Merrell has also developed a novel third income stream: the Chiang Mai Hotel for Motorcycles. This air-conditioned warehouse 10 minutes from the airport offers riders based in cities like Bangkok and Singapore a place to store expensive motorcycles in Chiang Mai and fly in for weekend rides.
"If you live in Bangkok and you own a yacht, you're not going to moor it in Bangkok. You're going to moor it at a marina in Phuket," Merrell said. "The motorcycle hotel works in the same way. Instead of keeping your bike in Bangkok where the traffic is a nightmare, you can fly here, pick it up and be riding some of the best motorcycling roads in Asia within an hour of landing."
In India, an iconic motorcycle touring destination that boasts many of the highest motorable mountain passes in the world, the ADV market is maturing.

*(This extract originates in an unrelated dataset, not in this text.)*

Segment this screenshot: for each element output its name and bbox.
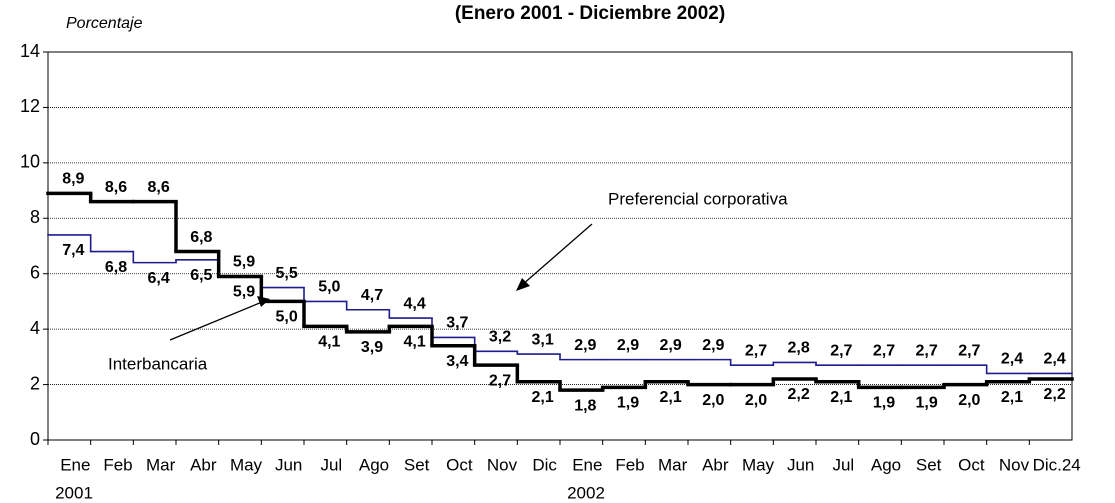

European brands such as Ducati, Triumph, Benelli, KTM and BMW are fighting tooth and nail for market share.
But in volume terms, the market is dominated by the Himalayan, a homegrown ADV manufactured by Royal Enfield in Chennai. With a 410 cc engine, the Himalayan lacks the grunt of larger imported ADVs but costs a fraction of the price, and can cross the mountain range it was named after without missing a beat. I know because I did it with one.
"If I were to buy a Triumph Tiger 800 cc, it would cost me a huge amount of money -- around $20,000 -- but a Himalayan with ABS brakes and fuel injectors costs only $3,500," said Shahwar Hussain of Chain Reaction India, who specializes in off-road tours in the little-known northeast.
Previously Hussain offered his customers Royal Enfield Bullet 350 cc road bikes and locally built 250 cc trail bikes. But when the Himalayan was launched in 2016, he upgraded his fleet and never looked back.
"I rode with Shahwar [in] Northeast India ... on old Enfield Bullets in 2016," said Peter Marshall, a train driver from Australia. "The roads were really bad -- the worst I'd seen in my life -- and the bike wasn't really suited to the terrain. But I had so much fun I went back this year with my son and did it again using the Enfield Himalayan. The difference between the two bikes was like night and day."
The reason, said Hussain, is that the Himalayan was designed for long-distance touring on bad roads. "It opened up the touring market in India to older wealthier riders from Western countries who weren't interested in coming to India to ride smaller-capacity bikes like the Bullet," he said. "It changed my business."